If I’m completely peaceful, I can usually resolve any situation. I can accept or let go or take steps to resolve it. When I’m peaceful, I’m more loving. So, it’s important to be peaceful and calm. I may need to pray, tap, breathe, or go for a walk. Perhaps one of those things will help me find peace. I may need to speak up for myself or stay quiet. I may need advice or I may need solitude. There are many ways to get peaceful. The important thing is to find the way that works for me at that moment.
2. What is the most loving thing I can do?
Being loving may mean putting myself ahead of others. Or it may mean putting others ahead of me. Either way, the goal and the result should be love. If I do the most loving thing, I will do the least damage and I may even see a relationship grow. I will certainly see my spirit grow.
3. What would make me feel better at the end of the day?
4. What would be a good example for others?
5. Can I make a decision based in love rather than a desire to please, which is based in fear, the antithesis of love?
It’s important to remember that being loving doesn’t mean doing the same thing every time. Life rarely provides pat answers and what works one time may not work the next time if the situation repeats itself.
It also helps to remember that I don’t have to be perfect. I might make a decision that I think is the most loving and it turns out to be wrong. This happens because I am human. Or it happens because I didn’t have all the necessary information. Mistakes will probably not cost me the relationship or the job. In fact, making mistakes may strengthen things and teach me valuable lessons.
Communication is extremely important. When possible, I need to speak with the concerned parties in a calm and loving way. This may give me some invaluable perspective that I hadn’t considered. It helps to know what I want and what others want. If I’m not clear on both of these things, there will be frustration on both sides.

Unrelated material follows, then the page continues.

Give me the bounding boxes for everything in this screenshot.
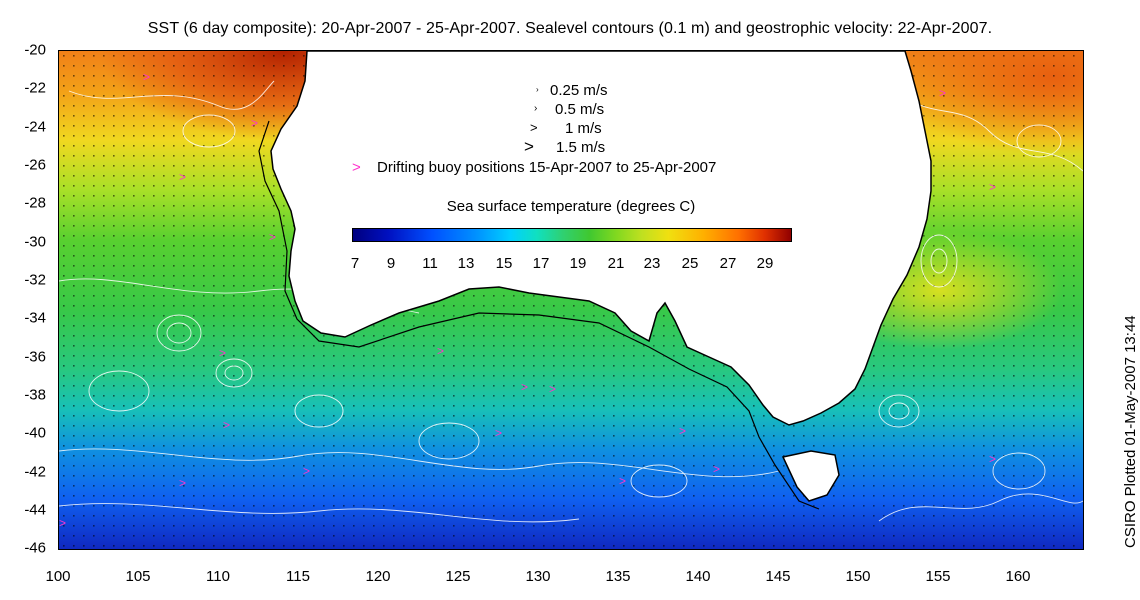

Sometimes life feels like a continuous classroom. There are always new levels of growth to reach. That’s okay. Accepting that is peaceful and loving. Interestingly, a situation just occurred that is similar to my recent issue. I was able to stay calm and ask for time to think, which was what I needed. I was able to be loving without giving away my deepest needs unwillingly. I know this will come up again and it will keep coming up until I resolve it more consistently. The same lesson keeps coming until I solve it. When I do, I’m ready for the next lesson. But I’m always ready to Get Started and Keep Going.